Abgeordnetenspalte:
Gleichstellung ist elementar

27. Dezember 2024

Dieser Text erschien am 27. Dezember 2024 im Schwäbischen Tagblatt in der Rubrik „Abgeordnetenspalte“.

„Wir tun damit auch den Frauen keinen Gefallen.“ Das war das Argument des CDU-Kanzlerkandidaten Friedrich Merz, warum er eine paritätische Besetzung des Kabinetts ablehnt, also nicht zusagen will, dass es so viele Ministerinnen wie Minister gibt. Nein, Herr Merz, wir Frauen wollen von Ihnen keinen Gefallen. Es ist schlicht eine Selbstverständlichkeit, dass Frauen genauso wie Männer in der Lage sind politische Verantwortung zu übernehmen. Aber Merz sagt Frauen im Allgemeinen ja auch ein geringeres Selbstbewusstsein nach. Das Handelsblatt schreibt, Merz sei für Frauen unwählbar geworden. Da hilft es auch nichts, wenn Merz jetzt in der Bunten bekundet: „Ich liebe die Frauen – meine besonders.“ Für Kanzler Scholz ist klar, dass wir Frauen keinen „Gefallen“ brauchen, dass Frauen endlich für die gleiche Leistung gleich viel verdienen müssen wie Männer, dass Sorgearbeit auch was für Männer ist, dass wir viel konsequenter gegen Gewalt gegen Frauen vorgehen müssen und – ja – dass Schwangerschaftsabbrüche nicht ins Strafgesetzbuch gehören.
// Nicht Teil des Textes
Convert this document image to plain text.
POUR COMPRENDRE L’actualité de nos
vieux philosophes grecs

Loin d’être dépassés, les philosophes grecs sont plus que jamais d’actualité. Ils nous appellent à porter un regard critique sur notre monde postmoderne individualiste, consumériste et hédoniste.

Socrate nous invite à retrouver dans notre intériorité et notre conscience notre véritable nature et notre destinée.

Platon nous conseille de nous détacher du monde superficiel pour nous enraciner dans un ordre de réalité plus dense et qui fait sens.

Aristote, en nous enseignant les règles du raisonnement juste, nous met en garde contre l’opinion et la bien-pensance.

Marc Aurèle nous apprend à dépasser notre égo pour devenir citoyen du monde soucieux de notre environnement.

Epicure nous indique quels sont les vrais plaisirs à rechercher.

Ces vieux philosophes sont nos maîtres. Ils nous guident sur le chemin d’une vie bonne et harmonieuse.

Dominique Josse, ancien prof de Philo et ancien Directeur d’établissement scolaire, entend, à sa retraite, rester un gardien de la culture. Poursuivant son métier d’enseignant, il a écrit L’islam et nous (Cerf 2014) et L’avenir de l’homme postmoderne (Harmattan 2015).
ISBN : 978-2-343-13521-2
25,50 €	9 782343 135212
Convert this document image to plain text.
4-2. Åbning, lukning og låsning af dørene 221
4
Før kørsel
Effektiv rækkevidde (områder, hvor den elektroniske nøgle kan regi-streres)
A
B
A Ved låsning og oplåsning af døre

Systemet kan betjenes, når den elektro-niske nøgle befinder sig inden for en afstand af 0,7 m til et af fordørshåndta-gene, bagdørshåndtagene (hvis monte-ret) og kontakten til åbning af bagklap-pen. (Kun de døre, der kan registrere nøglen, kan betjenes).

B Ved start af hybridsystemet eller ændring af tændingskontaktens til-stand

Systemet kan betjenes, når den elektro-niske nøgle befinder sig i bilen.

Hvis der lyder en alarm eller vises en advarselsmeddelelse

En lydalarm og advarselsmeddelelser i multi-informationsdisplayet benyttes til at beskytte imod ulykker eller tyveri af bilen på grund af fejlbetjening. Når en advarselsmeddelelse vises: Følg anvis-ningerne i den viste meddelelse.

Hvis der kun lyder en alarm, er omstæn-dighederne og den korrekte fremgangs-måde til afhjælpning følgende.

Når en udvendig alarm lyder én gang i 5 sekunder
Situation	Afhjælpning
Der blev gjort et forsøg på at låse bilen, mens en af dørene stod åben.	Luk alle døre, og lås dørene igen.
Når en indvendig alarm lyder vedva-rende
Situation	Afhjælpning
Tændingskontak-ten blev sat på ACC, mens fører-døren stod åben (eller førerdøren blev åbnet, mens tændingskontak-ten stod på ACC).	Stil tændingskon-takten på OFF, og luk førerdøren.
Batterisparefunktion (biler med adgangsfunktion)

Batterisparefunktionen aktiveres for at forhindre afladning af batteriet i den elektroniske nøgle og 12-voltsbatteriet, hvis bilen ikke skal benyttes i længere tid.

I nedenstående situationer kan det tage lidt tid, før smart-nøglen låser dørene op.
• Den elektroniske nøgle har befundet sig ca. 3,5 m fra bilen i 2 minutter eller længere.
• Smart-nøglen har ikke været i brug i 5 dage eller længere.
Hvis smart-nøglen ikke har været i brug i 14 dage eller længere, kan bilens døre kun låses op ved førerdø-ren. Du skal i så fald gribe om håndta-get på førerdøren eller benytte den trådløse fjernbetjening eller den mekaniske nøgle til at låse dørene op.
Die vorgezogene Neuwahl für den Bundestag wird also auch für die Gleichstellung eine Richtungsentscheidung.


In der Politik selbst sind Frauen deutlich unterrepräsentiert. Im Bundestag liegt der Frauenanteil bei nur knapp 35 Prozent. In unserem Landtag in Baden-Württemberg sieht es noch düsterer aus. Aufgrund des neuen Landtagswahlrecht dürfte sich das deutlich verändern. Aber es bleibt vorerst dabei, dass die Landespolitik in der ersten Reihe von Männern geprägt wird.


In Baden-Württemberg sind wir bei vielen Kennzahlen zur Gleichstellung bundesweit Schlusslicht. Nirgends ist der Gender-Pay-Gap so groß wie hier, in vielen Führungsetagen gibt es keine einzige Frau.


Wir brauchen endlich eine gleichstellungspolitische Agenda für Baden-Württemberg. Der Mangel an Kitaplätzen schadet der Vereinbarkeit von Familie und Beruf. Von den 8,4 Millionen Teilzeitstellen in Deutschland sind 6,9 Millionen von Frauen besetzt. Wir müssen die Erwerbsquote von Frauen erhöhen. Ein Beitrag dazu kann sein, dass mehr Männer in Teilzeit arbeiten.


Gleichstellung ist keine Nebensache, sondern elementar für eine gerechte und zukunftsfähige Gesellschaft und Wirtschaft.


Ich wünsche Ihnen und Ihren Lieben einen guten Start ins Jahr 2025, dass Sie gesund bleiben oder werden und dass wir gemeinsam weiterhin unsere freiheitliche und demokratische Gesellschaft verteidigen.